It is their earliest League Cup exit since 2005. For both clubs, this was undeniably a tough draw but Spurs are now out of the season’s most winnable competition before the top seven have entered the draw and, with August still not over, their chances of ending a 15-year wait for a trophy already hinge on the FA Cup, barring a Premier League campaign for the ages.
Postecoglou has been a breath of fresh air since taking the job and made a hugely encouraging start in the League, but the Australian has questions to answer over his selection on the night.
Despite the lack of European football this season, the head coach made nine changes from Saturday’s win over Bournemouth, with only Richarlison – who opened his account for the season with a second-half equaliser – and Micky van de Ven keeping their places.
The result was a disjointed performance – ‘Ange Ball’ in name only – and one which suggests some of these players may not have what it takes to play the head coach’s high-octane passing game long-term.

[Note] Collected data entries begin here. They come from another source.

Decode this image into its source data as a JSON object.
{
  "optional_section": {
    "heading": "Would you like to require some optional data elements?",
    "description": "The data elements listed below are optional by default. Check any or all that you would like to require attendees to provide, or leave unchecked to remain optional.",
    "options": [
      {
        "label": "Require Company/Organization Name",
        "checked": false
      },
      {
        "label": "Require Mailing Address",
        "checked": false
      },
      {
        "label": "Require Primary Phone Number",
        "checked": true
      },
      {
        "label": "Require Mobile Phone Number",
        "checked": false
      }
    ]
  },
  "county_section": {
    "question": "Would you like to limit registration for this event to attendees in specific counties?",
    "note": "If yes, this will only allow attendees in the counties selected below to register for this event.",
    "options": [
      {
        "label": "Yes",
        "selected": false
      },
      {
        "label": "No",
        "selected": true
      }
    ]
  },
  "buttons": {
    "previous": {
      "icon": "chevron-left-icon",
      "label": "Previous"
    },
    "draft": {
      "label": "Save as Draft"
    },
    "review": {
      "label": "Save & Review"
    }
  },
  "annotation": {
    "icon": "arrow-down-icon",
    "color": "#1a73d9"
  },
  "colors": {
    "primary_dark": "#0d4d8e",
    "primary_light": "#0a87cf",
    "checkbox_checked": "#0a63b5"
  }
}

Given Spurs’ schedule, making so many changes for the game was strange, threatening the positive mood and momentum which has built up around the club following seven points from their first three League fixtures.
Postecoglou will reason that his fringe players need minutes and a chance to play their way into his plans (or into a big move before the transfer deadline), but making so many changes in one burst rarely makes for a coherent display, especially when Fulham went with more of a full-strength side, albeit with six changes from their 2-2 draw with Arsenal at the weekend.
Going forward, Postecoglou will have even fewer chances to give minutes to his fringe players, with Spurs facing a maximum of 45 games this season if they reach the FA Cup final.
Van de Ven was Spurs’ standout player, at least until the late introduction of James Maddison, and was desperately unlucky to score a second own goal in four matches, deflecting Tom Cairney’s cross past Fraser Forster after the Fulham captain had turned Davinson Sanchez inside out.
Sanchez particularly struggled with and without the ball, while the midfield three of Giovani Lo Celso – making his first Spurs start since 2021 – Pierre-Emile Hojbjerg and Oliver Skipp struggled to play through Fulham’s excellent press.
The Colombian was also the villain of the shootout, missing the only spot-kick of the eight when his low effort was comfortably saved by Marek Rodak.
It was a strange call to have him take third when Maddison (who went fourth) and Hojbjerg (not selected) were among the players still to come.
Postecoglou replaced Lo Celso with teenager Dane Scarlett at the interval – perhaps speaking to his desire for a new senior striker in the next few days – and Spurs did improve, Richarlison heading home Ivan Perisic’s cross in what could prove a crucial goal for the struggling Brazilian.
A raft of later changes, including Maddison and Dejan Kulusevski, made a positive difference but it was Fulham who continued to look the more threatening, with Bobby De Cordova-Reid missing the best of their second-half chances.
For Spurs, an early cup exit is a gut punch, leaving them with nothing but League fixtures until January.